Par conséquent, l'AJE doit être condamné à rembourser à la CPAM de Moselle, les sommes qu'elle sera tenue d'avancer au titre de la majoration de l'indemnité en capital et du préjudice moral de Monsieur [N] [E].
Sur les frais irrépétibles et les dépens :
L'issue du litige conduit la Cour à condamner l'AJE à payer au Fonds d'indemnisation des victimes de l'amiante qui est en droit comme tout justiciable de solliciter que son adversaire qui succombe supporte les frais irrépétibles exposés et à Monsieur [N] [E], à chacun, la somme de 800 euros au titre de l'article 700 du Code de Procédure Civile.
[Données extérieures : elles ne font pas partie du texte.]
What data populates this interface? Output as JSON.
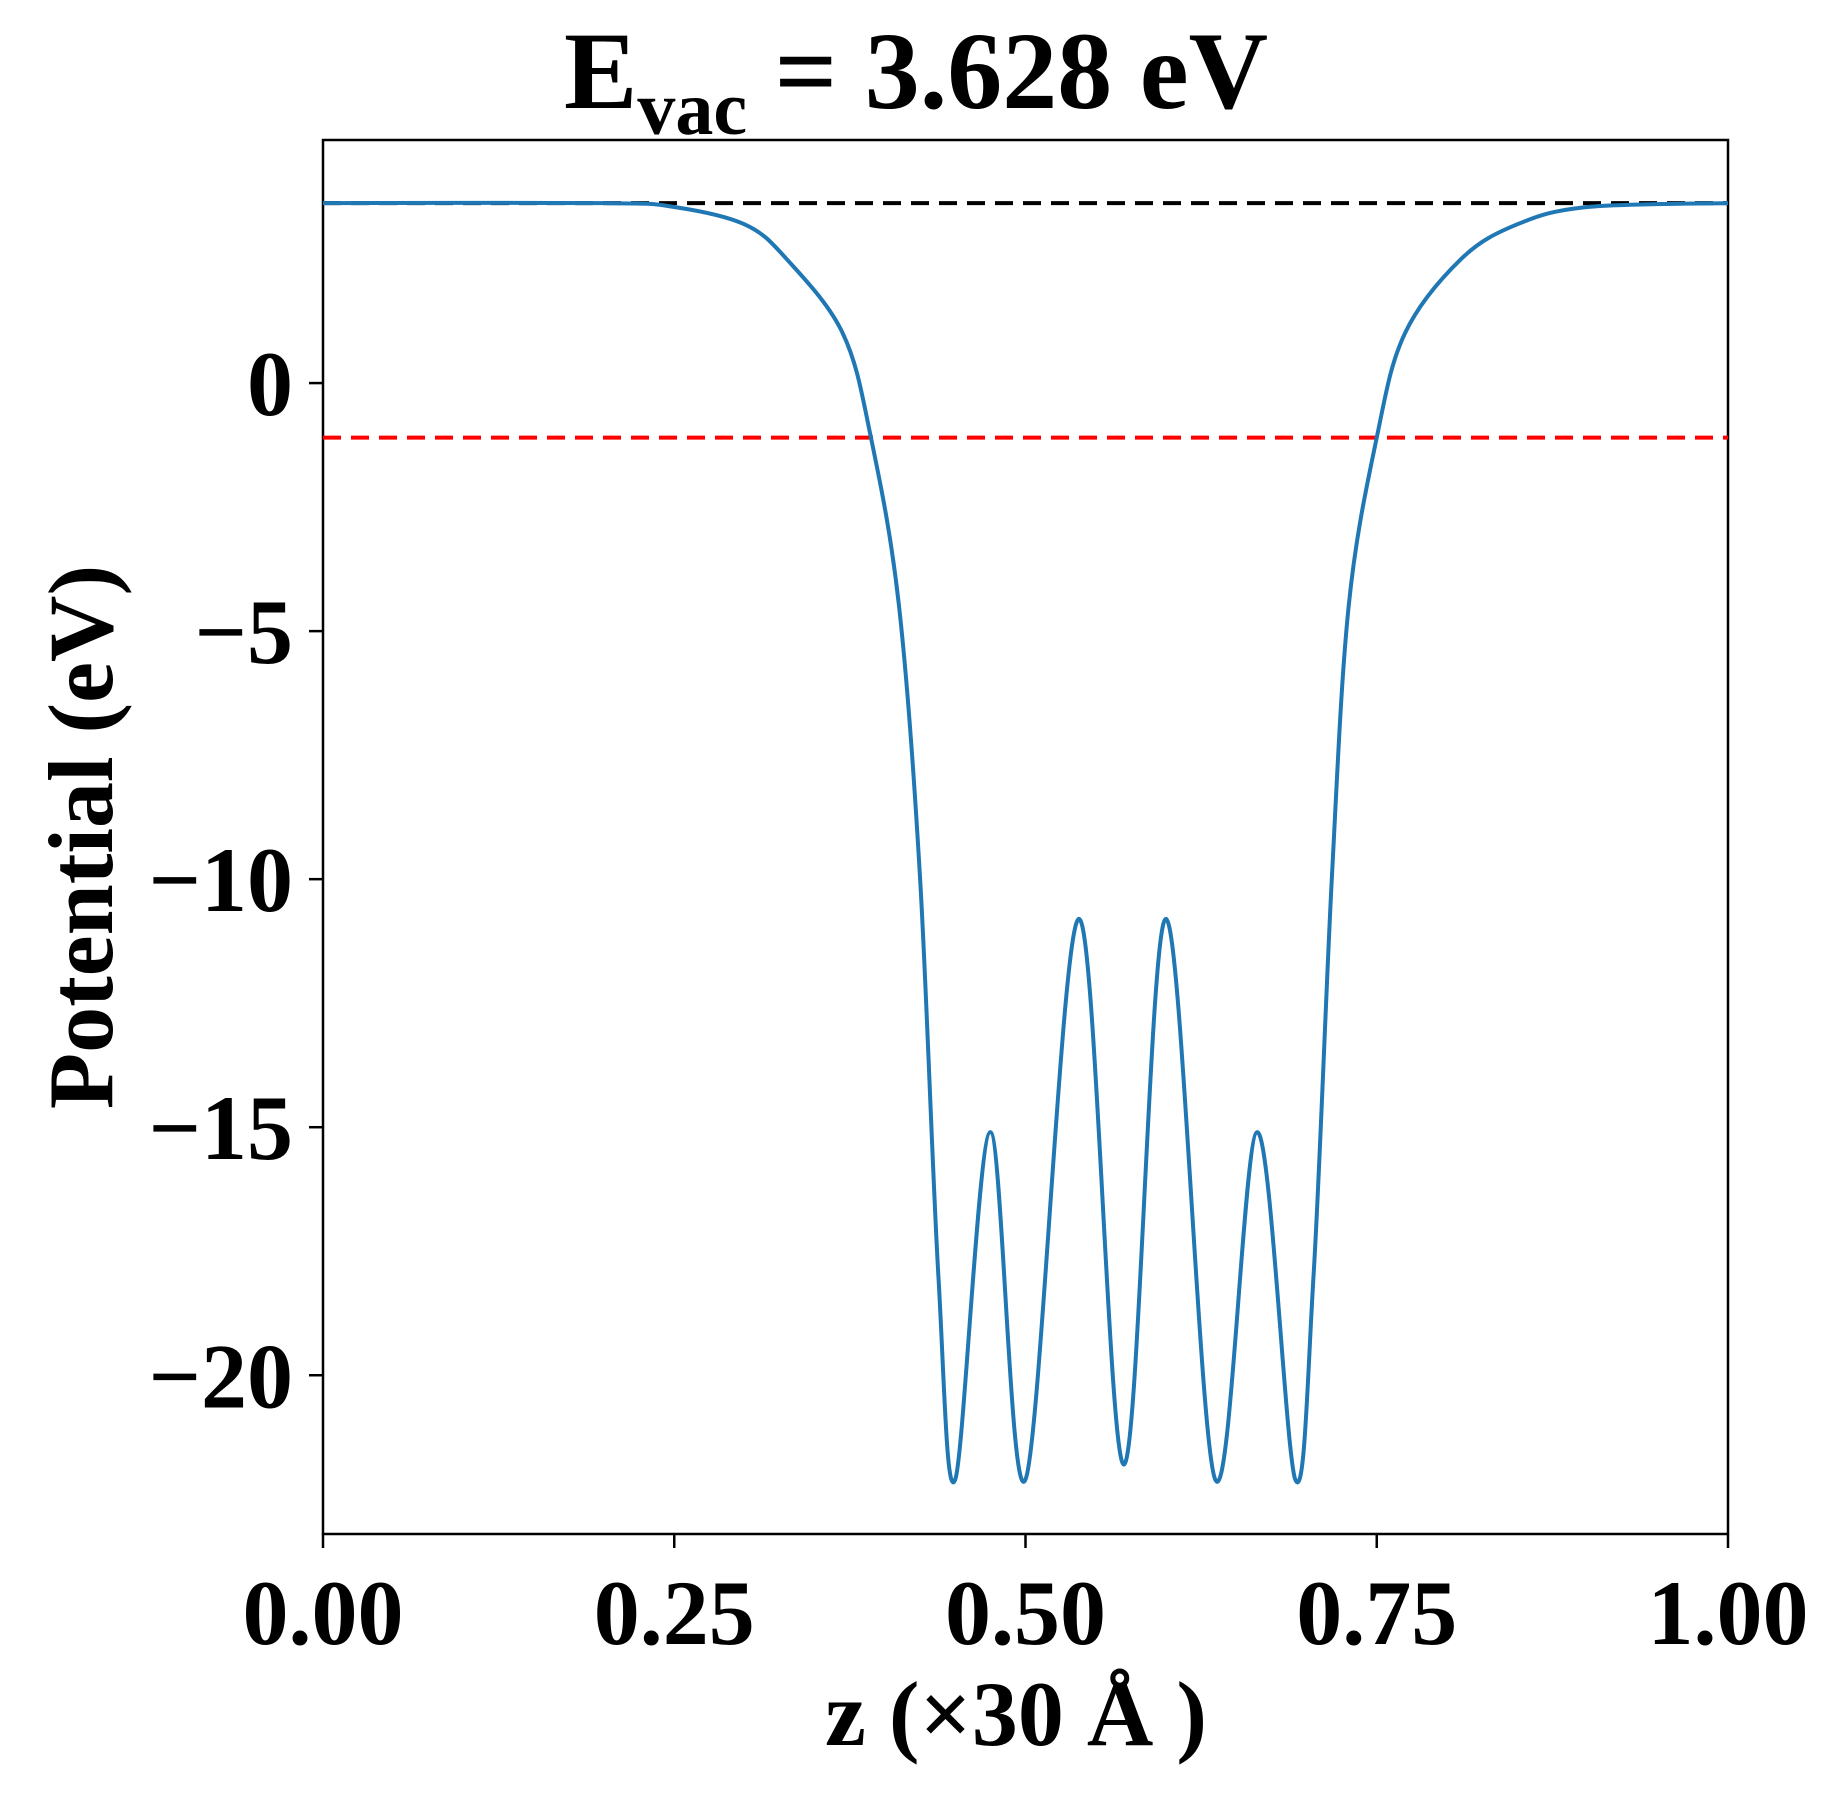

L'AJE qui succombe principalement, sera également condamné aux dépens de première instance et aux dépens d'appel.
PAR CES MOTIFS,
La Cour,
INFIRME le jugement entrepris du 11 juin 2021 du Pôle Social du Tribunal Judiciaire de METZ sauf en ce qu'il a
déclaré Monsieur [N] [E] recevable en son action,
déclaré le FIVA recevable en son action,
déclaré le jugement commun à la CPAM de Moselle agissant pour le compte de la CANSSM ' l'Assurance Maladie des Mines.
Statuant à nouveau,
DIT que la maladie professionnelle, asbestose, du tableau n°30A des maladies professionnelles dont est atteint Monsieur [N] [E] est due à la faute inexcusable des Houillères du Bassin de Lorraine dont les obligations d'employeur ont été reprises par l'Agent judiciaire de l'Etat,
ORDONNE la majoration au maximum de l'indemnité en capital allouée à Monsieur [N] [E],
ORDONNE à la CPAM de Moselle agissant pour le compte de la CANSSM ' l'Assurance Maladie des Mines de verser cette majoration directement à Monsieur [N] [E],
DIT que cette majoration suivra l'évolution du taux d'incapacité permanente partielle de Monsieur [N] [E] en cas d'aggravation de son état de santé et DIT qu'en cas de décès de la victime résultant des conséquences de sa maladie professionnelle due à l'amiante, le principe de la majoration restera acquis pour le calcul de la rente de conjoint survivant,
FIXE l'indemnité en réparation du préjudice moral de Monsieur [N] [E] à la somme de 10.000 euros,
DEBOUTE le FIVA de ses demandes au titre des souffrances physiques et du préjudice d'agrément,
DIT que la CPAM de Moselle agissant pour le compte de la CANSSM ' l'Assurance Maladie des Mines devra verser la somme de 10.000 euros au FIVA, en sa qualité de créancier subrogé,
DIT que l'ensemble des sommes allouées portera intérêt au taux légal à compter du présent arrêt conformément à l'article 1231-7 du Code Civil,
CONDAMNE l' [6] à rembourser à la CPAM de Moselle agissant pour le compte de la CANSSM ' l'Assurance Maladie des Mines, les sommes qu'elle aura versées à Monsieur [N] [E] au titre de la majoration de l'indemnité en capital et au FIVA au titre des souffrances morales de la victime, sur le fondement des articles L.452-2 et L.452-3 du Code de la Sécurité Sociale.
CONDAMNE l'Agent judiciaire de l'Etat à payer à Monsieur [N] [E] et au Fonds d'indemnisation des victimes de l'amiante, à chacun, la somme de 800 euros au titre de l'article 700 du Code de Procédure Civile.
CONDAMNE l'Agent judiciaire de l'Etat aux dépens de première instance et d'appel.